Re: Concatenate performance question

"Michael Guyver" <kenevel@xxxxxxxxxxxxxx> · Sun, 3 Dec 2006 13:52:06 +0000

Gents,

At risk of answering my own question to spur someone actually to share
their thoughts on this topic, I thought I'd provide a quick look at
the performance of the alternatives: either using the || operator, or
the array_append method.

-- SELECT * FROM test_v_01();
-- SELECT * FROM test_v_02();

CREATE OR REPLACE FUNCTION test_v_01() RETURNS VARCHAR AS $$
DECLARE
	buffer varchar;
	i int4;
BEGIN
	buffer := 'the quick brown fox jumps over the lazy dog';
	FOR i IN 1..1000 LOOP
		buffer := buffer || 'the quick brown fox jumps over the lazy dog';
	END LOOP;
	RETURN buffer;
END;
$$
LANGUAGE plpgsql;

CREATE OR REPLACE FUNCTION test_v_02() RETURNS VARCHAR AS $$
DECLARE
	buffer varchar[] := '{}';
BEGIN
	buffer := array_append(buffer,'the quick brown fox jumps over the lazy dog');
	FOR i IN 1..1000 LOOP
		buffer := array_append(buffer, 'the quick brown fox jumps over the lazy dog');
	END LOOP;
	RETURN array_to_string(buffer,'');
END;
$$
LANGUAGE plpgsql;

Running the array_append version is faster by at least one order of
magnitude in these examples. However, where you can in-line the ||
operator with multiple operands, ie

buffer := buffer || 'token 1' || results.user_id::text || 'token 2' ||
results.event_id::text || 'token3';

it is faster than calling

buffer := array_append(buffer, 'token 1');
buffer := array_append(buffer, results.user_id::text);
buffer := array_append(buffer, 'token 2');
buffer := array_append(buffer, results.event_id::text);
buffer := array_append(buffer, 'token 3');

This seems entirely reasonable, as the latter requires the evaluation
of five calls, whereas the former can do it in one go.

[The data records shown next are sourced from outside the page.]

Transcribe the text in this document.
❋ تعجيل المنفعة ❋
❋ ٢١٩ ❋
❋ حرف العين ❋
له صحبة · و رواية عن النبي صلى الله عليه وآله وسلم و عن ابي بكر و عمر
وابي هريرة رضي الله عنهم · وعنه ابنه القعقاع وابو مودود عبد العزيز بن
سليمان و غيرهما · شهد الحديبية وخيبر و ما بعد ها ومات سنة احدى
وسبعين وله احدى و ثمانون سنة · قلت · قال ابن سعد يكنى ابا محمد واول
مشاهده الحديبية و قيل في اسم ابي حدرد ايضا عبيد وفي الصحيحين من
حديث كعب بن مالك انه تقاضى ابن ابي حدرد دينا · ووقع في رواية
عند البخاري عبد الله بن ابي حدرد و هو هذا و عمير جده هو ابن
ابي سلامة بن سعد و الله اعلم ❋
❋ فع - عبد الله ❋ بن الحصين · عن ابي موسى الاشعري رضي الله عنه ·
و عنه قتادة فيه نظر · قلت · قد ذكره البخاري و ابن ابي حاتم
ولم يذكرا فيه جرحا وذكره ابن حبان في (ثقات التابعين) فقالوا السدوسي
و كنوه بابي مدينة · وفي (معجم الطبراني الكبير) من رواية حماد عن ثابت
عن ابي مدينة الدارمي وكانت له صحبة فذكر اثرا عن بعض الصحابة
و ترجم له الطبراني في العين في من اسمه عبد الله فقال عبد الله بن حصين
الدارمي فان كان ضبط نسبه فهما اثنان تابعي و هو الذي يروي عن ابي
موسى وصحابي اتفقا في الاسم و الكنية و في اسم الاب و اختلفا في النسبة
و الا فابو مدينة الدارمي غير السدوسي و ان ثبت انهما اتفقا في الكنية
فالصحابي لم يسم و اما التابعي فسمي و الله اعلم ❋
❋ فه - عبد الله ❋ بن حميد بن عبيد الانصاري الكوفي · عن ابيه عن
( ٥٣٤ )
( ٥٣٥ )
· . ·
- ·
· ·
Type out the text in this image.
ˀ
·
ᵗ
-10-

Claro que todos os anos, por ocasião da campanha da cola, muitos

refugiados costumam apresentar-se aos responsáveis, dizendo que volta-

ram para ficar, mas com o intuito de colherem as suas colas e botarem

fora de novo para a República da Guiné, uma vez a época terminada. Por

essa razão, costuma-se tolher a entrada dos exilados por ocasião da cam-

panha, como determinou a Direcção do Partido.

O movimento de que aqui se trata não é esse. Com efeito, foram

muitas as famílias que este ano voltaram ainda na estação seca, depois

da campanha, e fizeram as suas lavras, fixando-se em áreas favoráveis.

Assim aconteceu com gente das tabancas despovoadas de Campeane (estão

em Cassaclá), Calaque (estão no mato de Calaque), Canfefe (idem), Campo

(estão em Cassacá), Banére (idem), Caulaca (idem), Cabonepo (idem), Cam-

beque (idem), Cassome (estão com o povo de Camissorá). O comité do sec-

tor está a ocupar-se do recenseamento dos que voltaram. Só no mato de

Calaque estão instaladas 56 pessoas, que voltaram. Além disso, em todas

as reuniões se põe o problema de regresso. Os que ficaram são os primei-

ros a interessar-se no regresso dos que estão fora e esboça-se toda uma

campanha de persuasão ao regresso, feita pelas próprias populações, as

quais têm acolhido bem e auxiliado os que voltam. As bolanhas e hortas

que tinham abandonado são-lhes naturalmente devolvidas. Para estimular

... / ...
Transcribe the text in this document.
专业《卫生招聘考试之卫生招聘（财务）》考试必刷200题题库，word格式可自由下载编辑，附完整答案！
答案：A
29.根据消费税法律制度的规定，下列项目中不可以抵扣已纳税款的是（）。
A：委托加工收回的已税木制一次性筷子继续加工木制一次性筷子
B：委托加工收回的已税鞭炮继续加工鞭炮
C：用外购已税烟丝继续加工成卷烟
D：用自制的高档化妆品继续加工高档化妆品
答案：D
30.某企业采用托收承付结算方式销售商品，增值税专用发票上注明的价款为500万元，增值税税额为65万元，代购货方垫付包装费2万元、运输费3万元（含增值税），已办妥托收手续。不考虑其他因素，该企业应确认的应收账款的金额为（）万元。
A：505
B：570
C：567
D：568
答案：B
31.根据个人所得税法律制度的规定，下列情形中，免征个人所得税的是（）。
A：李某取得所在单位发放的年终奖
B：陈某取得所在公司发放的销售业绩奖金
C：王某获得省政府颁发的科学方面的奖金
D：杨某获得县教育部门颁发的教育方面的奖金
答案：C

However, my original question still stands - is there another way of
doing this? Is it possible to write to a bytea or blob or stream and
avoid having to do any concatenation at all?

Cheers

Michael

On 29/11/06, Michael Guyver <kenevel@xxxxxxxxxxxxxx> wrote:
Hi there,

I've got a rather large PL/pgSQL function which returns a varchar
(though it could be text, char or blob, I'm not fussy) containing JSON
information (where JSON is Javascript Object Notation). The middle
tier of the app does pretty much sweet FA except pass this straight
back to the client. I'm interested in seeing how much faster I can get
the app to process a request this way as opposed to retrieving the
data over three or four calls to the DB before constructing the JSON
response in the middle tier.

I've got to the point where I suspect the concatenation could do with
some attention. What is the fastest way of returning this to the
client?

I thought that storing the individual segments of text in an array and
stitiching it all together at the end of the function may be a fast
way of doing things, using an

array_to_string(resultArray,'');

call. However I have my doubts whether the

resultArray := array_append(resultArray,'next token');

is performant as it looks as though it's constructing a new array from
the argument each time its called. Can someone confirm or rebut this?

How would a simple

result := result || 'next token';

perform? The result size is in the 20-25 Kb range.

A mate mentioned that the way Oracle's OWS does it is to stream the
response back as a blob. I presume he means that the function could
iterate over the different queries' result-sets and simply write the
results to the blob before returning. Can anyone shed any light on
this approach and its applicabilty to PostgreSQL?

Cheers

Michael